Le groupe de travail de la Commission africaine, formé en 2005 et composé de commissaires et experts indépendants, a commencé par se pencher sur la peine de mort en Afrique. […] Une étude menée en 2011 est en cours de révision afin de prendre en compte plusieurs questions nouvelles, notamment la peine de mort dans le contexte de la lutte antiterroriste, ainsi que le problème important des groupes vulnérables, comme les femmes, les étrangers dans le couloir de la mort, etc. Nous avons aussi mené plusieurs actions de plaidoyer et de sensibilisation, nous avons adopté des résolutions relatives à l’abolition, avec l’appui des moratoires décrétés par l’ONU, et nous avons appelé les États à mettre en place des moratoires ou à entreprendre d’inscrire ces moratoires dans la loi.

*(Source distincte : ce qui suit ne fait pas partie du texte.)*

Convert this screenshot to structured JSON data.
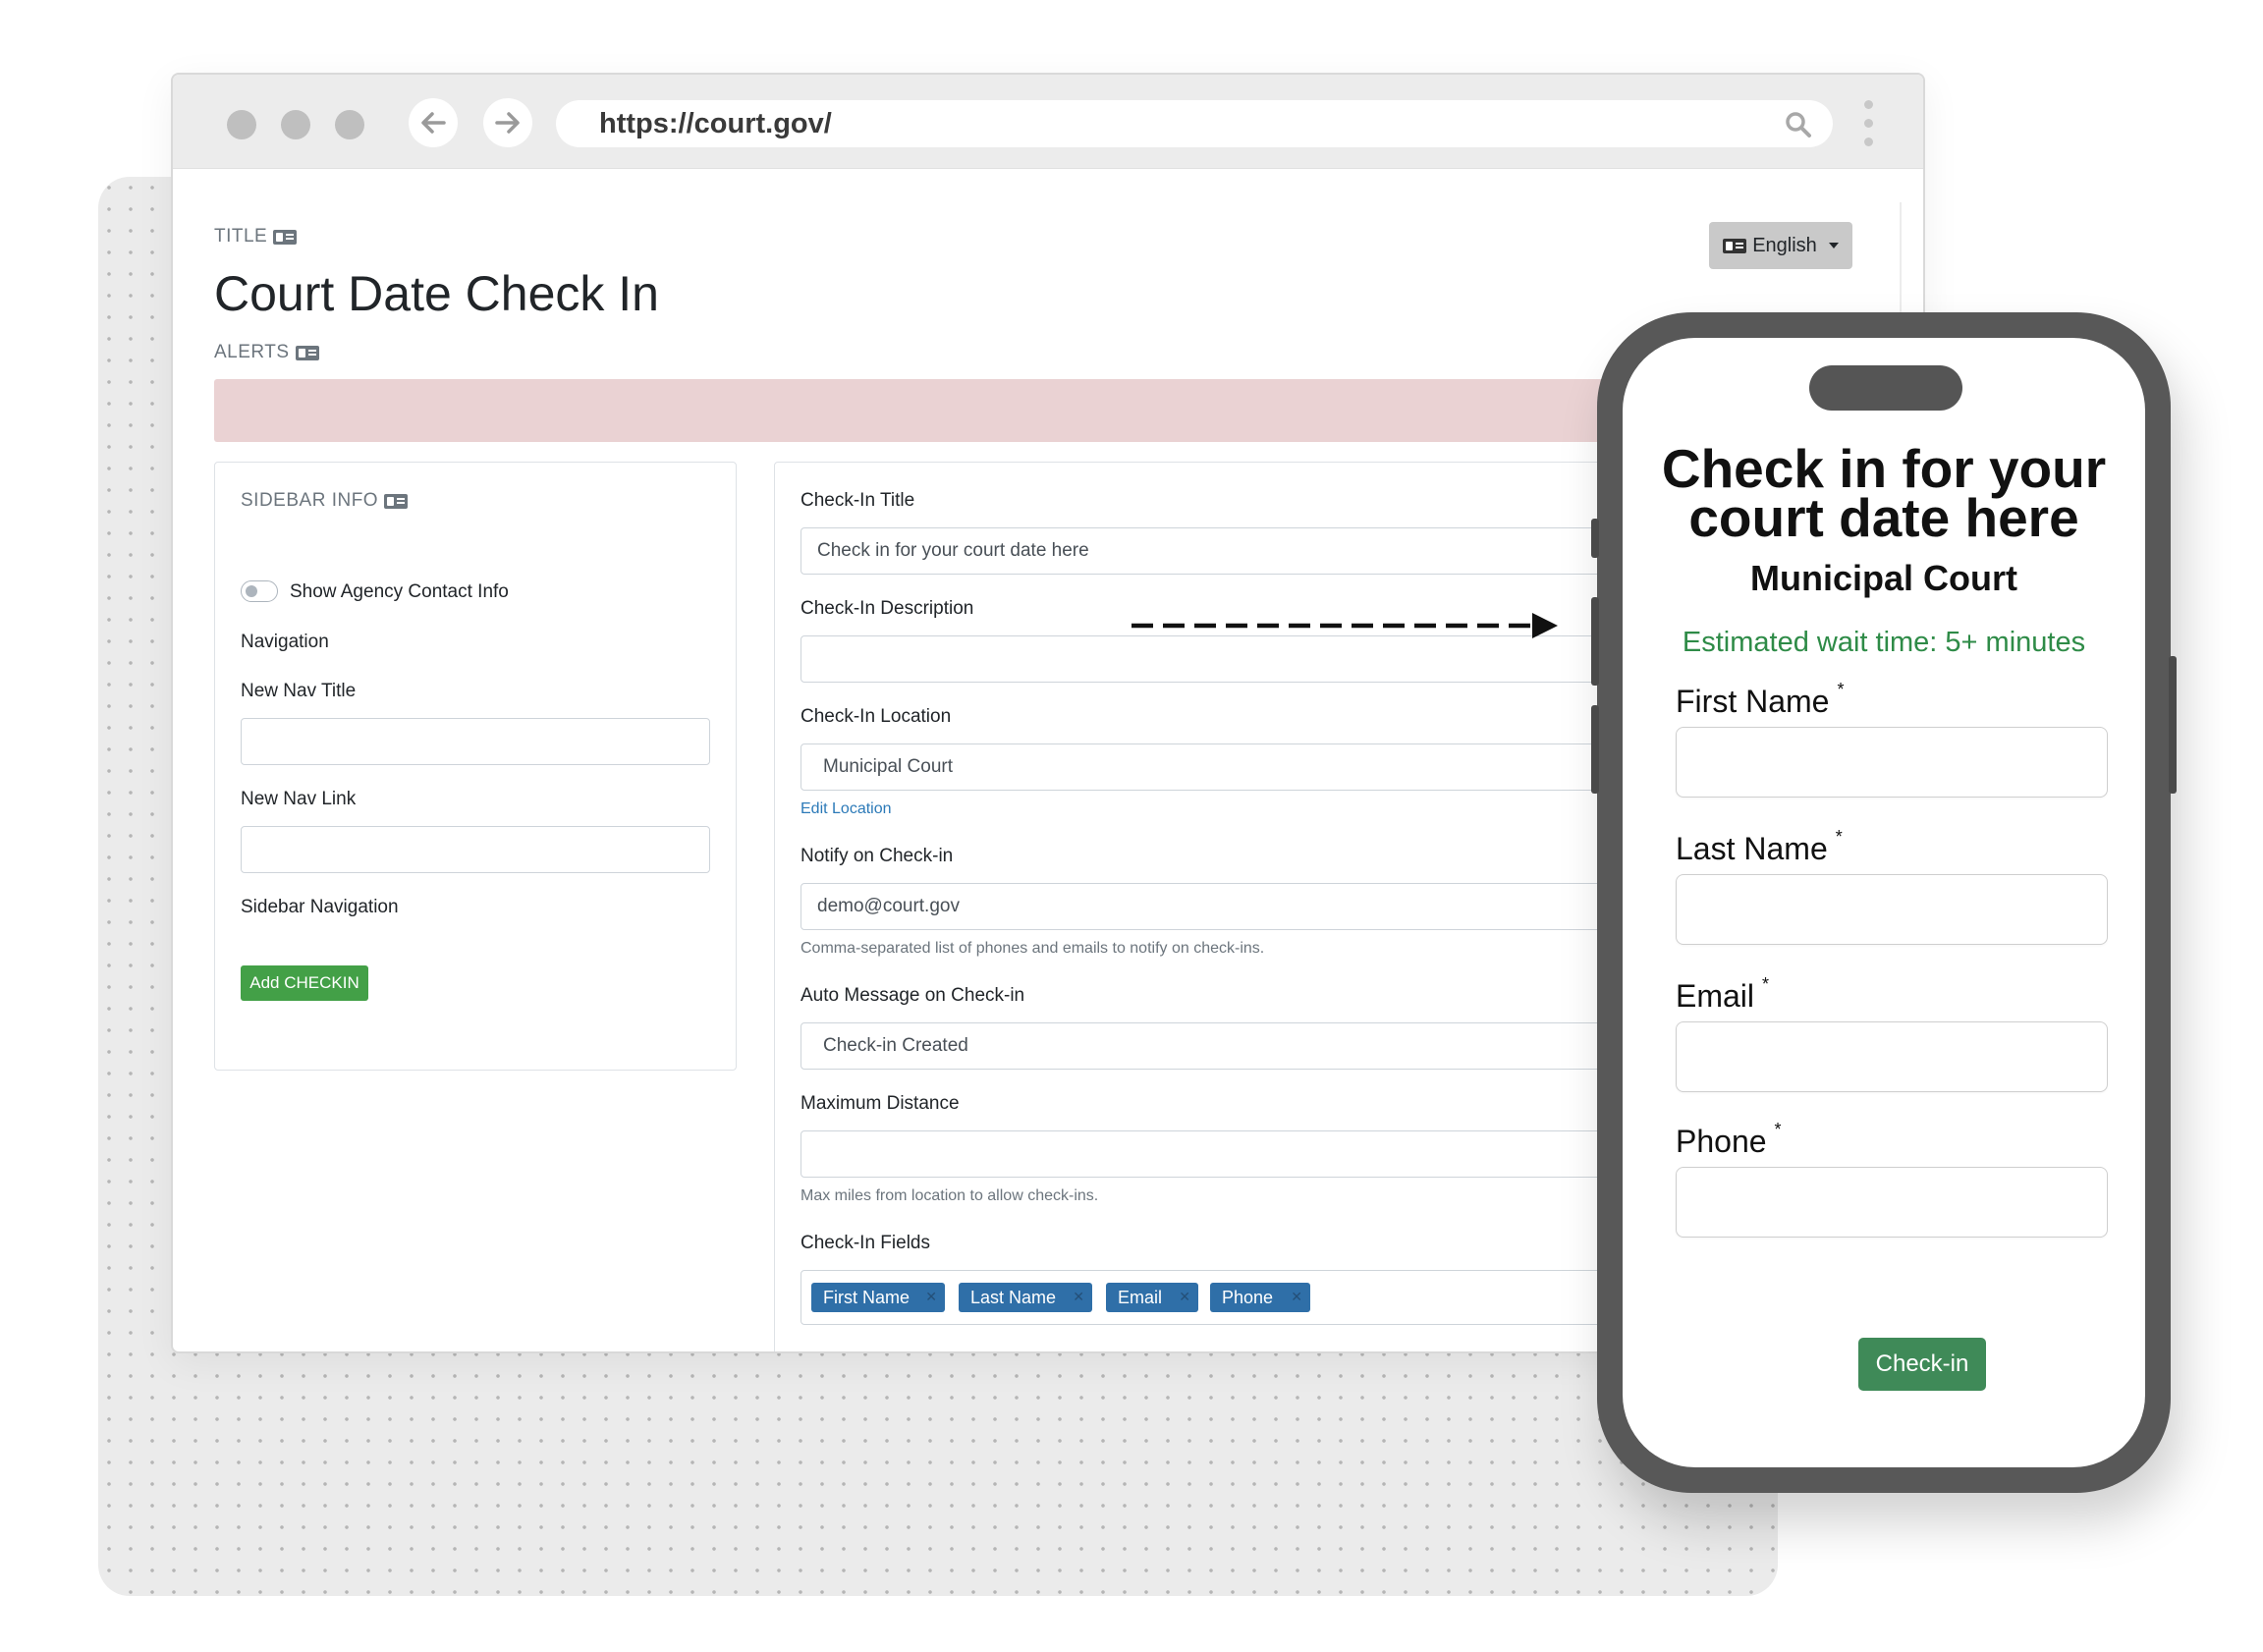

La situation a évolué favorablement en Afrique, notamment dans les pays francophones, qui ont fait preuve d’une réelle volonté d’abolir la peine de mort. De nombreux États ont d’ores et déjà aboli la peine capitale ou ne la pratiquent plus. Il est important de se concentrer sur l’Afrique de l’Est, qui hésite à s’engager en faveur de l’abolition ou d’un moratoire. Cette année, j’ai trouvé encourageant de constater que plusieurs États africains supplémentaires soutenaient la dernière résolution adoptée par l’Assemblée générale des Nations unies en matière de moratoires. Sur le terrain, nous continuons de sensibiliser les pays d’Afrique aux droits fondamentaux que sont la dignité humaine et le droit à la vie. Nous nous rendons également sur place et, quand nous nous trouvons dans un pays pratiquant encore la peine de mort, nous l’appelons à au moins mettre en place un moratoire dans la pratique. [Lorsque ces pays acceptent un moratoire,] nous leur demandons de franchir un pas supplémentaire vers l’abolition, en modifiant leur loi en matière de peine de mort, et finalement de protéger le droit à la vie en abolissant la peine capitale à l’échelle de la Constitution.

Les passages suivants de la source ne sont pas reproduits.